In the processes of studying some questions I suddenly realized something basic but weird. We have $\mathbb{Z}\cong 2\mathbb{Z}$, but $\mathbb{Z}/\mathbb{Z}\ncong \mathbb{Z}/2\mathbb{Z}$. It looks like isomorphism doesn't mean exactly the same, even in algebra problems. But I remember many tricks are based on that we regard isomorphic groups the same group (e.g. we may consider $G$ is a subgroup of $\text{Aut}(G)$), how can I check if those tricks are correct (or is it necessary to check)?

Answer 1

Short answer

Isomorphism is not equality and you can't expect it to solve all your problems magically.

Long answer

As I said in the comments:

"Basically a quotient depends not only on the isomorphism type of the "numerator" and of the "denominator", but also on the way that the "denominator" is embedded in the "numerator"."

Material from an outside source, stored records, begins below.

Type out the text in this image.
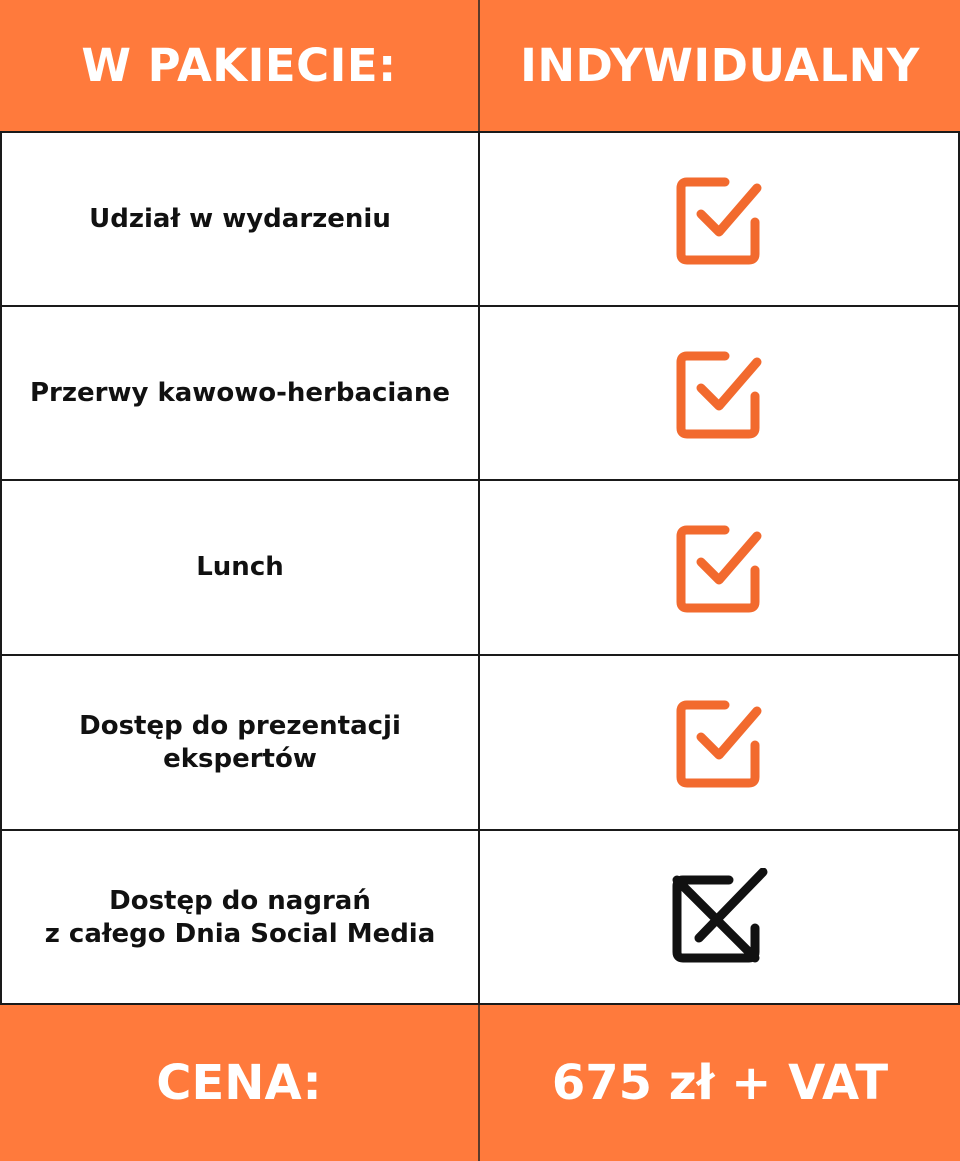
W PAKIECIE:	INDYWIDUALNY
Udział w wydarzeniu
Przerwy kawowo-herbaciane
Lunch
Dostęp do prezentacji
ekspertów
Dostęp do nagrań
z całego Dnia Social Media
CENA:	675 zł + VAT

More in general when there is a construction involving many objects it's possible that this construction depends not only on the isomorphism type of the objects but also on the interactions between these object.

Trivial example:

Let's say that two finite sets are isomorphic if they have the same number of elements. Let's consider the sets

$$A_1=\{1\}$$ $$A_2=\{2\}$$ $$B_1=\{1,2\}$$ $$B_2=\{3,4\}$$

Clearly $A_1\cong A_2$ and $B_1 \cong B_2$ but $A_1\cup B_1$ isn't isomorphic to $A_2 \cup B_2$ (because the interaction between $A_1$ and $B_1$ is different from the one between $A_2$ and $B_2$).

For some costructions the interaction doesn't matter like the cartesian product and the disjoint union: the deeper motivation as someone noticed in the comment is that these are what's called universal constructions in category theory (but at your level you don't need to know category theory).